1, 6-生物磷酸果糖对核糖体 RNA 合成的调节

• 批准号: 9218196
• 负责人: Carol Gross
• 金额: $ 5万
• 依托单位: University of Wisconsin-Madison
• 依托单位国家: 美国
• 项目类别: Standard Grant
• 财政年份: 1993
• 资助国家: 美国
• 起止时间: 1993-01-15 至 1993-12-31
• 项目状态: 已结题
• 来源: https://www.nsf.gov/awardsearch/showAward?AWD_ID=9218196&HistoricalAwards=false
• 关键词: Regulation; ribosomal; RNA; synthesis; fructose

Modulating the level of protein biosynthetic machinery in response to growth conditions is of utmost importance to every living cell. In E. coli, two different regulatory systems couple the rate of ribosomal RNA (rRNA) synthesis to growth rate. However, the actual mechanism(s) linking the central metabolism of the cell to the rate of rRNA synthesis remain completely unknown. The observation that increased amounts of fructose 1,6 biphosphate (FbP) preferentially inhibits in connecting central metabolism regulation of rRNA synthesis. The development of a crude transcription-translation system in which FbP specially inhibits rRNA synthesis provides an experimental system for dissecting this effect. Experiments to determine whether RNA polymerase alone or additional factors in the crude extract are needed for inhibition will determine the target of FbP action. Genetic analysis of this interaction will establish the growth conditions under which the regulatory circuit involving FbP is operative. %%% This project offers a chance to understand a molecular circuit that couples rRNA synthesis to carbon metabolism, a problem of central importance to every living organism that has not been elucidated in any experimental system.

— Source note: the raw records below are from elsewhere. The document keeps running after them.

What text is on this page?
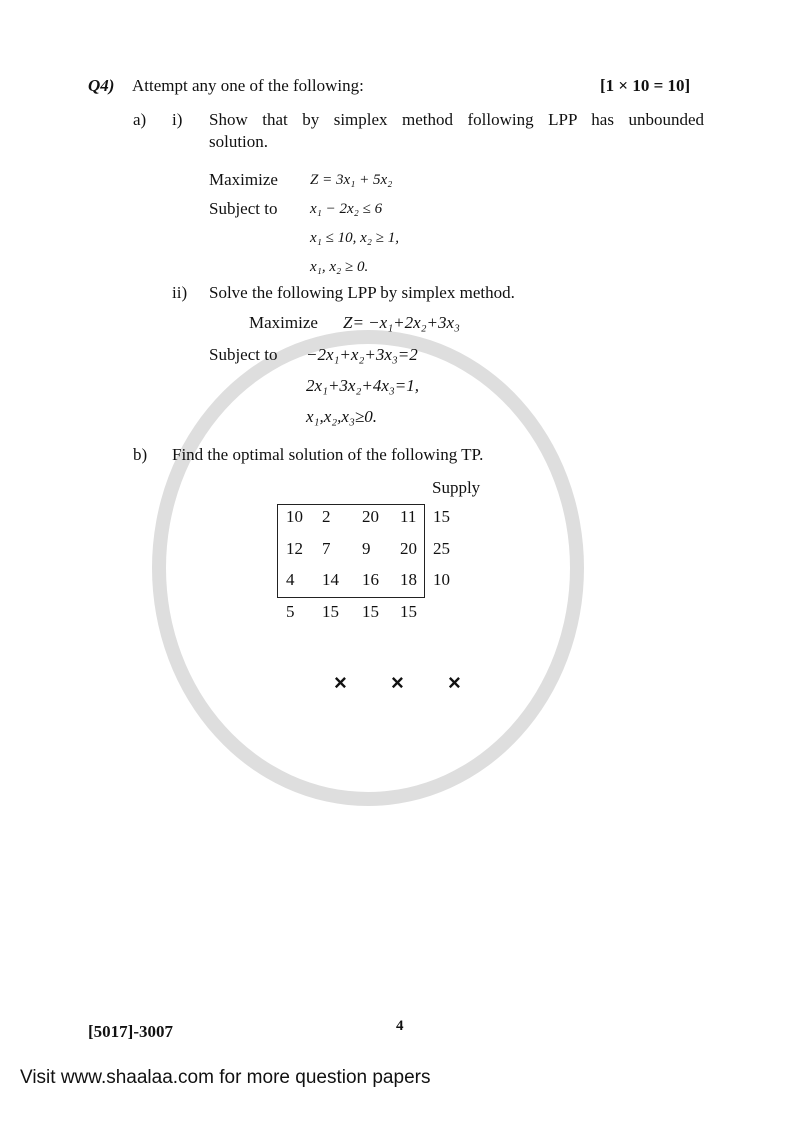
Q4) Attempt any one of the following:	[1 × 10 = 10]
a) i) Show that by simplex method following LPP has unbounded
solution.
Maximize Z = 3x₁ + 5x₂
Subject to x₁ − 2x₂ ≤ 6
x₁ ≤ 10, x₂ ≥ 1,
x₁, x₂ ≥ 0.
ii) Solve the following LPP by simplex method.
Maximize Z= −x₁+2x₂+3x₃
Subject to −2x₁+x₂+3x₃=2
2x₁+3x₂+4x₃=1,
x₁,x₂,x₃≥0.
b) Find the optimal solution of the following TP.
Supply
10 2 20 11
12 7 9 20
4 14 16 18
15
25
10
5 15 15 15
× × ×
[5017]-3007	4
Visit www.shaalaa.com for more question papers
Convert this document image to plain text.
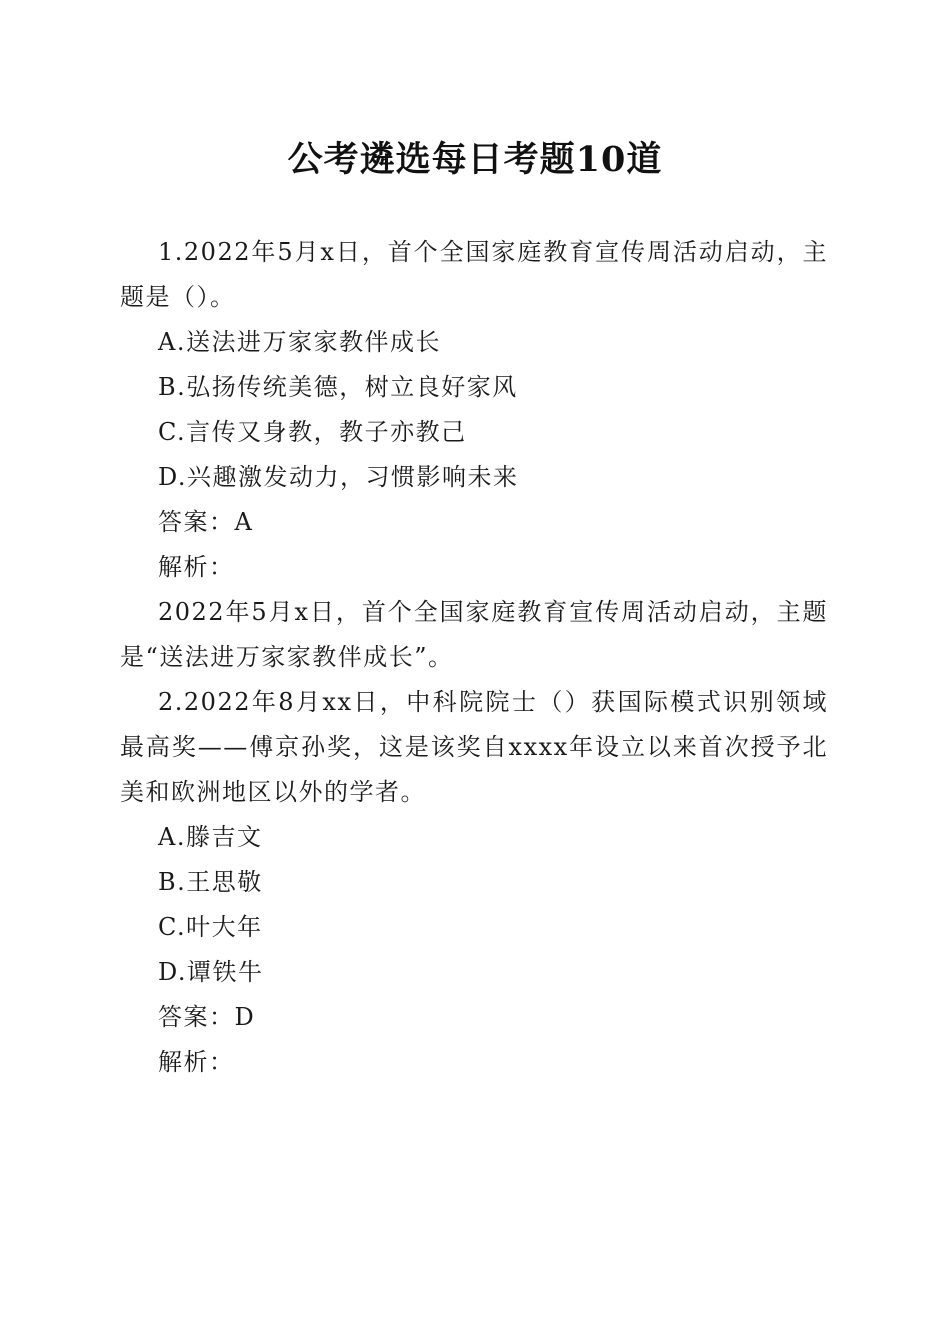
公考遴选每日考题10道

1.2022年5月x日，首个全国家庭教育宣传周活动启动，主题是（）。

A.送法进万家家教伴成长

B.弘扬传统美德，树立良好家风

C.言传又身教，教子亦教己

D.兴趣激发动力，习惯影响未来

答案：A

解析：

2022年5月x日，首个全国家庭教育宣传周活动启动，主题是“送法进万家家教伴成长”。

2.2022年8月xx日，中科院院士（）获国际模式识别领域最高奖——傅京孙奖，这是该奖自xxxx年设立以来首次授予北美和欧洲地区以外的学者。

A.滕吉文

B.王思敬

C.叶大年

D.谭铁牛

答案：D

解析：
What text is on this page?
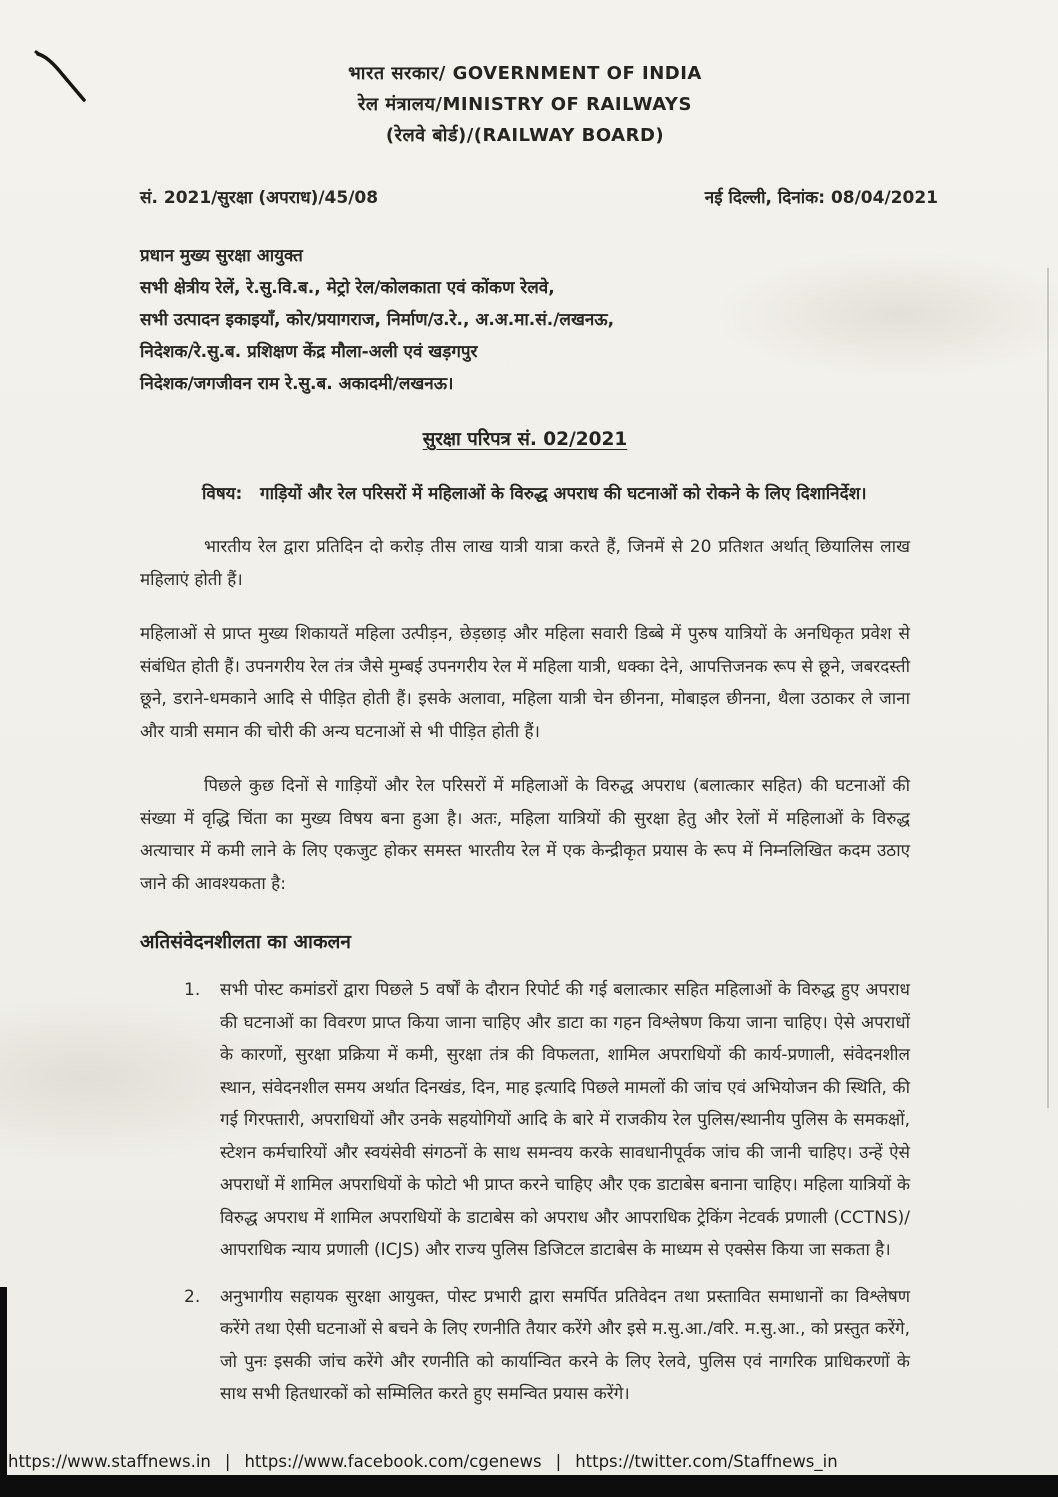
भारत सरकार/ GOVERNMENT OF INDIA
रेल मंत्रालय/MINISTRY OF RAILWAYS
(रेलवे बोर्ड)/(RAILWAY BOARD)
सं. 2021/सुरक्षा (अपराध)/45/08	नई दिल्ली, दिनांक: 08/04/2021
प्रधान मुख्य सुरक्षा आयुक्त
सभी क्षेत्रीय रेलें, रे.सु.वि.ब., मेट्रो रेल/कोलकाता एवं कोंकण रेलवे,
सभी उत्पादन इकाइयाँ, कोर/प्रयागराज, निर्माण/उ.रे., अ.अ.मा.सं./लखनऊ,
निदेशक/रे.सु.ब. प्रशिक्षण केंद्र मौला-अली एवं खड़गपुर
निदेशक/जगजीवन राम रे.सु.ब. अकादमी/लखनऊ।
सुरक्षा परिपत्र सं. 02/2021
विषय:	गाड़ियों और रेल परिसरों में महिलाओं के विरुद्ध अपराध की घटनाओं को रोकने के लिए दिशानिर्देश।

भारतीय रेल द्वारा प्रतिदिन दो करोड़ तीस लाख यात्री यात्रा करते हैं, जिनमें से 20 प्रतिशत अर्थात् छियालिस लाख महिलाएं होती हैं।

महिलाओं से प्राप्त मुख्य शिकायतें महिला उत्पीड़न, छेड़छाड़ और महिला सवारी डिब्बे में पुरुष यात्रियों के अनधिकृत प्रवेश से संबंधित होती हैं। उपनगरीय रेल तंत्र जैसे मुम्बई उपनगरीय रेल में महिला यात्री, धक्का देने, आपत्तिजनक रूप से छूने, जबरदस्ती छूने, डराने-धमकाने आदि से पीड़ित होती हैं। इसके अलावा, महिला यात्री चेन छीनना, मोबाइल छीनना, थैला उठाकर ले जाना और यात्री समान की चोरी की अन्य घटनाओं से भी पीड़ित होती हैं।

पिछले कुछ दिनों से गाड़ियों और रेल परिसरों में महिलाओं के विरुद्ध अपराध (बलात्कार सहित) की घटनाओं की संख्या में वृद्धि चिंता का मुख्य विषय बना हुआ है। अतः, महिला यात्रियों की सुरक्षा हेतु और रेलों में महिलाओं के विरुद्ध अत्याचार में कमी लाने के लिए एकजुट होकर समस्त भारतीय रेल में एक केन्द्रीकृत प्रयास के रूप में निम्नलिखित कदम उठाए जाने की आवश्यकता है:

अतिसंवेदनशीलता का आकलन
1.	सभी पोस्ट कमांडरों द्वारा पिछले 5 वर्षों के दौरान रिपोर्ट की गई बलात्कार सहित महिलाओं के विरुद्ध हुए अपराध की घटनाओं का विवरण प्राप्त किया जाना चाहिए और डाटा का गहन विश्लेषण किया जाना चाहिए। ऐसे अपराधों के कारणों, सुरक्षा प्रक्रिया में कमी, सुरक्षा तंत्र की विफलता, शामिल अपराधियों की कार्य-प्रणाली, संवेदनशील स्थान, संवेदनशील समय अर्थात दिनखंड, दिन, माह इत्यादि पिछले मामलों की जांच एवं अभियोजन की स्थिति, की गई गिरफ्तारी, अपराधियों और उनके सहयोगियों आदि के बारे में राजकीय रेल पुलिस/स्थानीय पुलिस के समकक्षों, स्टेशन कर्मचारियों और स्वयंसेवी संगठनों के साथ समन्वय करके सावधानीपूर्वक जांच की जानी चाहिए। उन्हें ऐसे अपराधों में शामिल अपराधियों के फोटो भी प्राप्त करने चाहिए और एक डाटाबेस बनाना चाहिए। महिला यात्रियों के विरुद्ध अपराध में शामिल अपराधियों के डाटाबेस को अपराध और आपराधिक ट्रेकिंग नेटवर्क प्रणाली (CCTNS)/आपराधिक न्याय प्रणाली (ICJS) और राज्य पुलिस डिजिटल डाटाबेस के माध्यम से एक्सेस किया जा सकता है।
2.	अनुभागीय सहायक सुरक्षा आयुक्त, पोस्ट प्रभारी द्वारा समर्पित प्रतिवेदन तथा प्रस्तावित समाधानों का विश्लेषण करेंगे तथा ऐसी घटनाओं से बचने के लिए रणनीति तैयार करेंगे और इसे म.सु.आ./वरि. म.सु.आ., को प्रस्तुत करेंगे, जो पुनः इसकी जांच करेंगे और रणनीति को कार्यान्वित करने के लिए रेलवे, पुलिस एवं नागरिक प्राधिकरणों के साथ सभी हितधारकों को सम्मिलित करते हुए समन्वित प्रयास करेंगे।
https://www.staffnews.in | https://www.facebook.com/cgenews | https://twitter.com/Staffnews_in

根据生长条件调节蛋白质生物合成机制的水平对于每个活细胞至关重要。 在大肠杆菌中，两种不同的调节系统将核糖体 RNA (rRNA) 合成速率与生长速率结合起来。 然而，将细胞的中央代谢与 rRNA 合成速率联系起来的实际机制仍然完全未知。 观察发现，果糖 1,6 二磷酸 (FbP) 量的增加优先抑制 rRNA 合成的中枢代谢调节。 FbP 特异性抑制 rRNA 合成的粗转录-翻译系统的开发为剖析这种效应提供了一个实验系统。 确定是否需要单独的 RNA 聚合酶或粗提取物中的其他因子进行抑制的实验将确定 FbP 作用的目标。 这种相互作用的遗传分析将确定涉及 FbP 的调节回路发挥作用的生长条件。 %%% 该项目提供了一个了解 rRNA 合成与碳代谢耦合的分子回路的机会，这是一个对每个生物体都至关重要的问题，但尚未在任何实验系统中得到阐明。